The offensive line faces a unique challenge of protecting senior quarterback Riley Nelson, who is known for his mobility and scrambling outside of the pocket, especially when pressured, to make his throws and sometimes to take off down field. Nelson finished the previous season ranked second on the team in rushing yards, picking up 503 yards on 88 carries and a touchdown.

“The challenges are you never know where (Nelson’s) at,” Reynolds said. “Sometimes he bounces and rolls and its like playing basketball with a moving basket and sometimes you’re in the wrong position because he moves. But sometimes, it does help you. It’s harder for them to come smoking off the ball and do a hard core pass rush. It makes it difficult for the defense but it does offer challenges. I think we’re ready to meet those challenges.”

The defensive line returns all three starters from last season in their base 3-4 scheme. Eathyn Manumaleuna, Romney Fuga and Ian Dulan all are seniors this season, which should help them transition easily, with knowledge of the plays and chemistry between them.
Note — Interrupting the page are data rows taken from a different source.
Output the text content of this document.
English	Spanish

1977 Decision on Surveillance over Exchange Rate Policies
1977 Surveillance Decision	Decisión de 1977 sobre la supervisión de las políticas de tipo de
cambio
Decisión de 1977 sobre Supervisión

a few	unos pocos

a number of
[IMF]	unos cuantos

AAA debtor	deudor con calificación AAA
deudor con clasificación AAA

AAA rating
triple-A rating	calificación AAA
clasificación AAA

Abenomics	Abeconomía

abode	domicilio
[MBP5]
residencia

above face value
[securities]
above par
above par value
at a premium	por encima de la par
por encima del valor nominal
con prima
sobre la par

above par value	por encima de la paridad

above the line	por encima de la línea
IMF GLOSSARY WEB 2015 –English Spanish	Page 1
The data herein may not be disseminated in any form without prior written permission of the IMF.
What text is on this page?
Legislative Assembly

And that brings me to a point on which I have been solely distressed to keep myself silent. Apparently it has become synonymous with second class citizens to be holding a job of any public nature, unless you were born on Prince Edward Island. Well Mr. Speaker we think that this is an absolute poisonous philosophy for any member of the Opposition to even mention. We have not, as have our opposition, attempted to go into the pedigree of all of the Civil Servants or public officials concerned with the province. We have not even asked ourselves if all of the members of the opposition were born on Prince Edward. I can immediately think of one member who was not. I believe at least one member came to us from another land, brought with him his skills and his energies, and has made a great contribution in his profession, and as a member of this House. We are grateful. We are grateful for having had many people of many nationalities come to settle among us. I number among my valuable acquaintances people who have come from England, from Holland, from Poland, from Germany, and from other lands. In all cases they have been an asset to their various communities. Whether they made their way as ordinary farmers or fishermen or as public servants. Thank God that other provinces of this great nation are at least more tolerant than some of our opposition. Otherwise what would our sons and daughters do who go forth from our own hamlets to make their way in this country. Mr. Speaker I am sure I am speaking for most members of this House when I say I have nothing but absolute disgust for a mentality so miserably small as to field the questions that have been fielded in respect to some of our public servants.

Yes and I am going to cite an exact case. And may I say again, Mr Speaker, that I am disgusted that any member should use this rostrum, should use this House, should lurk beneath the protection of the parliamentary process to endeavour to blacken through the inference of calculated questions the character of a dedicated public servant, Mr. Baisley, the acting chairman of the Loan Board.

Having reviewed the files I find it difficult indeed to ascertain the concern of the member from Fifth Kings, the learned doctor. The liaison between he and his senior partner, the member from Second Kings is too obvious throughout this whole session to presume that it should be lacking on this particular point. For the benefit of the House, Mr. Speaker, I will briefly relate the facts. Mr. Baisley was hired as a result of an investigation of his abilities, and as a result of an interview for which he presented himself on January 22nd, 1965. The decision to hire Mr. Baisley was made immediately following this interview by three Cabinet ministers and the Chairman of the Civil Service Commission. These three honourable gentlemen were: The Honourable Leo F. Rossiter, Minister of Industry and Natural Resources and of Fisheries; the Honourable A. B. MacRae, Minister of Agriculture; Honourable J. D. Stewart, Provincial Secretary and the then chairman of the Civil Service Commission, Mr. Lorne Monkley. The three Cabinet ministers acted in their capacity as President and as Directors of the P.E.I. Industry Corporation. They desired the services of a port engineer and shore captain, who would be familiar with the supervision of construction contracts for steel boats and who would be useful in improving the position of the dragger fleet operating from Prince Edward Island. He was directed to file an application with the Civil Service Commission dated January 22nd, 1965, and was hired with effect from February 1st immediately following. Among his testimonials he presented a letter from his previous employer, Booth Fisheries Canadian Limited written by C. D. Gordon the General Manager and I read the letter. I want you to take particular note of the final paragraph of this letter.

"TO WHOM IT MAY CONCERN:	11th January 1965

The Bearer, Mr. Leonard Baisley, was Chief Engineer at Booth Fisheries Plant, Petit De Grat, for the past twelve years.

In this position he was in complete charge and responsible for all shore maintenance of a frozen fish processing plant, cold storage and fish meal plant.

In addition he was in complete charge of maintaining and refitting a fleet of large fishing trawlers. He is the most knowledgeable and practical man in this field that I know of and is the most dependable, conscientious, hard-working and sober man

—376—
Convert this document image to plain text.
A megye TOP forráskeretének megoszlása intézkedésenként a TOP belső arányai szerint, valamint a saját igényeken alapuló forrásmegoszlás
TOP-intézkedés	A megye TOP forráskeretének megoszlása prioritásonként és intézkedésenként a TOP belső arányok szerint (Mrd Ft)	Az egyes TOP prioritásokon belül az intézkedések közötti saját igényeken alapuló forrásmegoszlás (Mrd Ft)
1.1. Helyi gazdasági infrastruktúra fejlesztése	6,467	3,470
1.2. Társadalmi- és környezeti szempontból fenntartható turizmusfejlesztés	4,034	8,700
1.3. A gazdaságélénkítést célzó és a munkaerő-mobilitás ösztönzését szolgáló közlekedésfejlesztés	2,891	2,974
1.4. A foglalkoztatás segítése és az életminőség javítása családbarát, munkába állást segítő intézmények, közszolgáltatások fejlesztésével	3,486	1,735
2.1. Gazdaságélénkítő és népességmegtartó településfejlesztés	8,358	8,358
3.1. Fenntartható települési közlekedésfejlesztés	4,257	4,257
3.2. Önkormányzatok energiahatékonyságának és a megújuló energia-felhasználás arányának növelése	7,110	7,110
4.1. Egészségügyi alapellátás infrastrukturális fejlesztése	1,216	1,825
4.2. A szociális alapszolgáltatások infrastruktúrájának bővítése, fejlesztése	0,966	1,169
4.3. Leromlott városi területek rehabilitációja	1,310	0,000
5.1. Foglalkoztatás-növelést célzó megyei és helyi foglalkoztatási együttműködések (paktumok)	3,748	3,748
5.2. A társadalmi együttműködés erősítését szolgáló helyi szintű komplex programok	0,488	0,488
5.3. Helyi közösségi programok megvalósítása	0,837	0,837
Manumaleuna led the line with 33 tackles, with the linebacker corps caused the most damage in the backfield. In addition to the front three, the Cougars also have two other seniors in Russell Tialavea and Simote Vea and junior Mike Muehlmann that may contribute on the rotation.

The two lines have a pedigree of star players being sent to the NFL. Both the offensive and defensive lines boast three players who are currently on NFL team’s rosters. On defense, Hebron Fangupo is playing for the Texans, Brett Keisel is a starter for the Steelers and John Denney, who played defensive end for the Cougars, is the current long snapper for the Dolphins. On the offensive line, Ray Feinga is also on the Dolphins’ roster, while brothers Dallas and Matt Reynolds are playing for the Eagles and the Panthers respectively. They are the brothers of current center Houston Reynolds.

In addition to the current players, there are many other former Cougars that have played in the NFL in the trenches, including John Tait, Ryan Denney, Travis Hall, Chris Hoke, Trevor Matich and Jason Buck. These successes in the trenches can set a precedent for the current BYU players.

“We have a rich tradition here at BYU,” Reynolds said. “We have always been dominant. We have to be responsible and on top of your game and you have to be sharp. You come in and you inherit that responsibility. You see guys who have come in and have been successful at that. That network and connection to guys who have gone on to play in the NFL day-to-day prepares guys and makes them realize what it takes to inherit the next level.”